Jl. Ir. H. Djuanda No. 32B, Mamuju, Sulbar info@yayasankarampuang.or.id
Ikuti kami:
Perlindungan Anak

Mamuju - Bertepatan dengan Hari Anak Nasional, Yayasan Karampuang atas kerjasama Unicef Indonesia melaksanakan advokasi untuk penetapan aturan desa tentang pencegahan perkawinan usia anak di Desa Pammulukang, Kecamatan Kalukku, Kabupaten Mamuju pada hari Kamis, 23 Juli 2020 bertempat di Kantor Desa Pammulukang

Hadir pada kesempatan tersebut Ija Syahruni (direktur Yayasan Karampuang), Rusli (Kades Pati’di), Abd. Rahim (Sekdes Pammulukang) serta sejumlah peserta dari Bidan Desa, KPM desa, Tokoh pemuda, Ketua BPD, Sekretaris BPD, Kadus Salundangi, Kadus Rombiapo, Kadus Betteng Batu, Kadus Pondok Indah, Kadus Timur, Guru SDN Pammulukang, dan Ketua-ketua RT.

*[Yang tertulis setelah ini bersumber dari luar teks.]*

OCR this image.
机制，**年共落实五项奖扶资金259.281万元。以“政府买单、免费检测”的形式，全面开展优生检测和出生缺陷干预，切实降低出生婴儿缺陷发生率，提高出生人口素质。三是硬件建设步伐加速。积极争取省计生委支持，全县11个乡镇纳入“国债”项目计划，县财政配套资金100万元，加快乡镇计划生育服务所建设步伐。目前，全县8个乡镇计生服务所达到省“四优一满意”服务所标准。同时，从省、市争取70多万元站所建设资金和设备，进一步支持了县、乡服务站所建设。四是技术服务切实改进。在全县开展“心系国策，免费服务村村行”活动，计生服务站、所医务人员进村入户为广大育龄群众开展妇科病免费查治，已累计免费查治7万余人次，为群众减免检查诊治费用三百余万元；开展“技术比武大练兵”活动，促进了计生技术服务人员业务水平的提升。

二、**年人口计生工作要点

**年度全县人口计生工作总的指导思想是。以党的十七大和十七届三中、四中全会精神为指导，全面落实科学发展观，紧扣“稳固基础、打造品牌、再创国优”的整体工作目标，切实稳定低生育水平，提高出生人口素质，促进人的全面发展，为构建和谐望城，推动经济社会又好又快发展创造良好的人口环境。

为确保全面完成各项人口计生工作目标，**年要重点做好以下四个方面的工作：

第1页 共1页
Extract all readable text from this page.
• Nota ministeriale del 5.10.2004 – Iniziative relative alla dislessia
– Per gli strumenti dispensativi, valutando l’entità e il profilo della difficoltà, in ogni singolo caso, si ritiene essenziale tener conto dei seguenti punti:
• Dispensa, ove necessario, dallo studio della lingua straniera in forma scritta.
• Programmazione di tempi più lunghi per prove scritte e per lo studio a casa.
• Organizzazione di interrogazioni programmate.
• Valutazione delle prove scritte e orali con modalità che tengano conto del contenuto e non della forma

Anhar salaku Program Officer kegiatan dalam sambutannya saat pembukaan acara mengatakan, kegiatan ini bertujuan agar di Desa Pammulukang tidak terjadi perkawinan usia anak. Kenapa bukan pernikahan usia dini, karena kategori usia dini tidak universal hanya mencakup anak PAUD sehingga istilah pernikahan usia dini direvisi dengan nomenklatur perkawianan usia anak yang bersifat universal.

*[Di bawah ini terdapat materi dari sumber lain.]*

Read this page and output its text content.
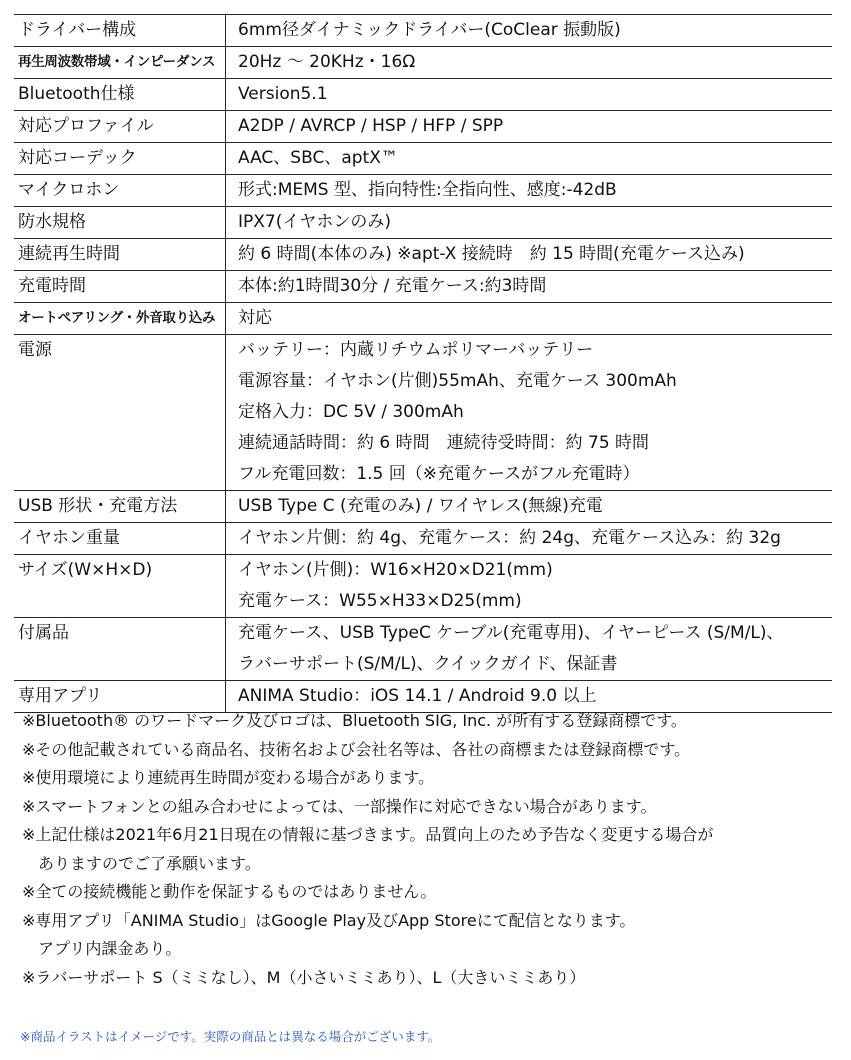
ドライバー構成	6mm径ダイナミックドライバー(CoClear 振動版)

再生周波数帯域・インピーダンス	20Hz 〜 20KHz・16Ω

Bluetooth仕様	Version5.1

対応プロファイル	A2DP / AVRCP / HSP / HFP / SPP

対応コーデック	AAC、SBC、aptX™

マイクロホン	形式:MEMS 型、指向特性:全指向性、感度:-42dB

防水規格	IPX7(イヤホンのみ)

連続再生時間	約 6 時間(本体のみ) ※apt-X 接続時　約 15 時間(充電ケース込み)

充電時間	本体:約1時間30分 / 充電ケース:約3時間

オートペアリング・外音取り込み	対応

電源	バッテリー：内蔵リチウムポリマーバッテリー
電源容量：イヤホン(片側)55mAh、充電ケース 300mAh
定格入力：DC 5V / 300mAh
連続通話時間：約 6 時間　連続待受時間：約 75 時間
フル充電回数：1.5 回（※充電ケースがフル充電時）

USB 形状・充電方法	USB Type C (充電のみ) / ワイヤレス(無線)充電

イヤホン重量	イヤホン片側：約 4g、充電ケース：約 24g、充電ケース込み：約 32g

サイズ(W×H×D)	イヤホン(片側)：W16×H20×D21(mm)
充電ケース：W55×H33×D25(mm)

付属品	充電ケース、USB TypeC ケーブル(充電専用)、イヤーピース (S/M/L)、
ラバーサポート(S/M/L)、クイックガイド、保証書

専用アプリ	ANIMA Studio：iOS 14.1 / Android 9.0 以上
※Bluetooth® のワードマーク及びロゴは、Bluetooth SIG, Inc. が所有する登録商標です。
※その他記載されている商品名、技術名および会社名等は、各社の商標または登録商標です。
※使用環境により連続再生時間が変わる場合があります。
※スマートフォンとの組み合わせによっては、一部操作に対応できない場合があります。
※上記仕様は2021年6月21日現在の情報に基づきます。品質向上のため予告なく変更する場合が
　ありますのでご了承願います。
※全ての接続機能と動作を保証するものではありません。
※専用アプリ「ANIMA Studio」はGoogle Play及びApp Storeにて配信となります。
　アプリ内課金あり。
※ラバーサポート S（ミミなし）、M（小さいミミあり）、L（大きいミミあり）
※商品イラストはイメージです。実際の商品とは異なる場合がございます。
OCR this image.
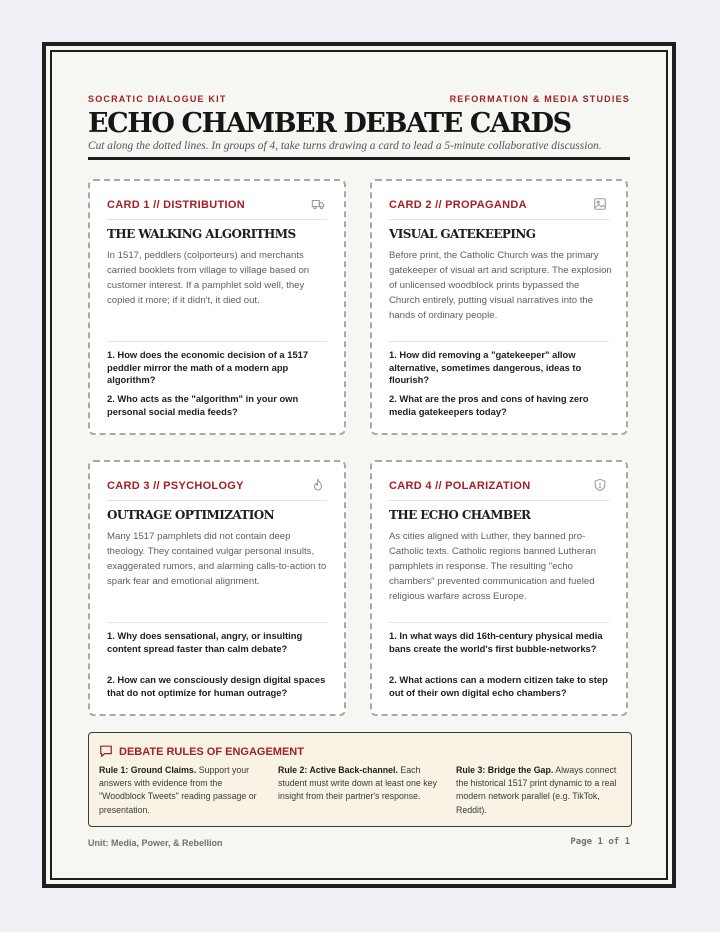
SOCRATIC DIALOGUE KIT	REFORMATION & MEDIA STUDIES
ECHO CHAMBER DEBATE CARDS
Cut along the dotted lines. In groups of 4, take turns drawing a card to lead a 5-minute collaborative discussion.
CARD 1 // DISTRIBUTION
THE WALKING ALGORITHMS
In 1517, peddlers (colporteurs) and merchants carried booklets from village to village based on customer interest. If a pamphlet sold well, they copied it more; if it didn't, it died out.
1. How does the economic decision of a 1517 peddler mirror the math of a modern app algorithm?
2. Who acts as the "algorithm" in your own personal social media feeds?
CARD 2 // PROPAGANDA
VISUAL GATEKEEPING
Before print, the Catholic Church was the primary gatekeeper of visual art and scripture. The explosion of unlicensed woodblock prints bypassed the Church entirely, putting visual narratives into the hands of ordinary people.
1. How did removing a "gatekeeper" allow alternative, sometimes dangerous, ideas to flourish?
2. What are the pros and cons of having zero media gatekeepers today?
CARD 3 // PSYCHOLOGY
OUTRAGE OPTIMIZATION
Many 1517 pamphlets did not contain deep theology. They contained vulgar personal insults, exaggerated rumors, and alarming calls-to-action to spark fear and emotional alignment.
1. Why does sensational, angry, or insulting content spread faster than calm debate?
2. How can we consciously design digital spaces that do not optimize for human outrage?
CARD 4 // POLARIZATION
THE ECHO CHAMBER
As cities aligned with Luther, they banned pro-Catholic texts. Catholic regions banned Lutheran pamphlets in response. The resulting "echo chambers" prevented communication and fueled religious warfare across Europe.
1. In what ways did 16th-century physical media bans create the world's first bubble-networks?
2. What actions can a modern citizen take to step out of their own digital echo chambers?
DEBATE RULES OF ENGAGEMENT
Rule 1: Ground Claims. Support your answers with evidence from the "Woodblock Tweets" reading passage or presentation.
Rule 2: Active Back-channel. Each student must write down at least one key insight from their partner's response.
Rule 3: Bridge the Gap. Always connect the historical 1517 print dynamic to a real modern network parallel (e.g. TikTok, Reddit).
Unit: Media, Power, & Rebellion	Page 1 of 1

“Saya berharap kegiatan ini dapat dilakukan secara serius untuk masa depan anak kita nantinya. Dan saya ingin menekankan bahwa kegiatan ini murni kegiatan social, tidak ada unsur politik. Sehingga saya berharap peserta dapat mengikuti kegiatan secara seksama dan dapat merekomendasikan lahirnya peraturan desa terkait pencegahan pernikahan usia anak,” kata Anhar.

Abdul Rahim, Sekertaris Desa Pammulukang dalam sambutannya menyampaikan maaf Kepala Desa Pammulukang karena tidak sempat hadir dalam kegiatan, disebabkan menghadiri kegiatan di Kota Kabupaten.

Abdul Rahim juga menyampaikan, pada tahun 2017 kegiatan tentang pernikahan usia anak pernah dilakukan di Desa Pammulukang. “Dan kegiatan kali ini merupakan kegiatan lanjutan yang nantinya kita akan membuat Perdes terkait pencegahan perkawinan anak. Sehingga sangat diharapkan partisipasi semua yang hadir dalam kegiatan ini,” harapnya.

Direktur Yayasan Karampuang mengatakan, pentingnya membangun kesamaan pemahaman tentang pencegahan perkawinan usia anak, sehingga harapan adanya Peraturan Desa tentang pencegahan perkawinan usia anak di Desa Pammulukang dapat terwujud atas dasar kesadaran.

“Jadi harapan adanya regulasi, betul-betul lahir atas kebetuhan dan kesadaran masyarakat di Desa Pammulukang, mampu mencegah dan melindungi anak kita dari dampak buruk pencegahan usia anak,” tuturnya.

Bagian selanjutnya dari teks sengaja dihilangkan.